我爲救雙生子女,獻祭元神,落入虛天幻境。
仙界人人都傳我靈魂俱滅、魂飛魄散。
顧衍也信了傳言。
短短一週,他便拆毀了我的宮殿,納娶了新歡。
新仙侶擅用幻術,一顰一笑都如我再世。
她常用與我七分像的容貌示人,連我的雙生子都自認她纔是母親。
我歸來之日,顧衍護在眼含秋水的新歡身側,對我冷若冰霜。
“玉清是我七星引路求來的仙侶,如你自願回來,可將側妃之位勉強讓你。”
我冷笑一聲,將緊握的婚禮請帖背於身後。
早在三個月前,我已接受上神敖寒,同意與他結爲仙侶。
我手握結緣帖,漫步於天界雲路之上,心中苦澀難言。
三年前,爲救一雙子女鏡華與鏡塵脫離逆天宗的埋伏,我獻祭元神,墮入虛天幻境,魂體分離。
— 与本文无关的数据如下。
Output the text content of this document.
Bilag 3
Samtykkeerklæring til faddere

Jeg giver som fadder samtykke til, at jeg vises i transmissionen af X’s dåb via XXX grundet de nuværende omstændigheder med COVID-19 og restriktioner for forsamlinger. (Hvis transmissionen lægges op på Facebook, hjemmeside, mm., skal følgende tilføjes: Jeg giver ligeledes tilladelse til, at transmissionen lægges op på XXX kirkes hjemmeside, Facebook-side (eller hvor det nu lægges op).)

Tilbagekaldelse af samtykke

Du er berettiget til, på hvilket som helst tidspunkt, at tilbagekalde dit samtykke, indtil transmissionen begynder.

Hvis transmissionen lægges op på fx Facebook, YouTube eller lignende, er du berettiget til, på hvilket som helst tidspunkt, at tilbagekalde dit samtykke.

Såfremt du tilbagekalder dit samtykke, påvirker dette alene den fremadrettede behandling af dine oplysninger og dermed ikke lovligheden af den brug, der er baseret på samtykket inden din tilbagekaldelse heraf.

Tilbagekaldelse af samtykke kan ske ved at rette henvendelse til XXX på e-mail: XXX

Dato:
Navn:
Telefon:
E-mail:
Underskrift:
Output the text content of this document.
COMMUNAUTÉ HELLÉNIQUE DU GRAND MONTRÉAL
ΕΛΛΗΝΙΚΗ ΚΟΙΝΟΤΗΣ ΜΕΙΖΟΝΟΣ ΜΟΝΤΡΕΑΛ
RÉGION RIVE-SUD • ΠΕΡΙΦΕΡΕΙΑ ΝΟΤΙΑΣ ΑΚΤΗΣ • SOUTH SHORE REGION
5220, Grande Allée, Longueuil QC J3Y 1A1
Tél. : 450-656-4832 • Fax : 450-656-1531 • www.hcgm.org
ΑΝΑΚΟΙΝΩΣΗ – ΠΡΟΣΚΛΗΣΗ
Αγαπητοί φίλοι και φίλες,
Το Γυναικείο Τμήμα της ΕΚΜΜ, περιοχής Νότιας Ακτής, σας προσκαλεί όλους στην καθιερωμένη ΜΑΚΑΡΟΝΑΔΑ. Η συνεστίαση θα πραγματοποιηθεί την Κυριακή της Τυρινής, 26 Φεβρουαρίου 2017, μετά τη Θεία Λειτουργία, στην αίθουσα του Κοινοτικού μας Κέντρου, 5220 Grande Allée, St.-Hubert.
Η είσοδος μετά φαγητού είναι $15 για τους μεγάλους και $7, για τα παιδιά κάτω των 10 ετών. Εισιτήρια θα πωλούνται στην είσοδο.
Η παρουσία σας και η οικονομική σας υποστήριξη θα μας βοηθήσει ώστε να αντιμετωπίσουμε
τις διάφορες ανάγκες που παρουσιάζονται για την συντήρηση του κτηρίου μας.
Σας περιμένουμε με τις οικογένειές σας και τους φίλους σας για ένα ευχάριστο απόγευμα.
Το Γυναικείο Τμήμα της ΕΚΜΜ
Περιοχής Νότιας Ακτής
那日,逆天宗主設下天羅地網,意在奪取我兒女體內特殊的陰陽雙靈之力。
鏡華掌控幻象,鏡塵操縱現實,二者合一乃天地至寶。
熬過千日酷刑,忍受萬般痛楚,終於重聚魂魄,得以歸來。
……
顧衍回過神來,匆匆上前幾步,卻又戛然而止。
他左右張望,顯得侷促不安,似乎擔心有人看見我們共處。
終於,他深吸一口氣,一把拉住我的手腕,將我拖至庭院側面的竹林。
竹影婆娑,將他的面容遮掩得忽明忽暗。
“你怎麼回來了?”他壓低聲音,眉頭緊鎖,似乎我的出現是個不小的麻煩。
我抽回手腕,看着他面上那副心虛模樣,心中冷笑。
“怎麼?見到故人歸來,不該歡喜纔是?還是說,我歸來後,擾了你與新歡的好事?”
顧衍面色複雜,欲言又止:“不......不是這樣的。我只是沒想到你能從虛天中脫困。我以爲你真的已經.......”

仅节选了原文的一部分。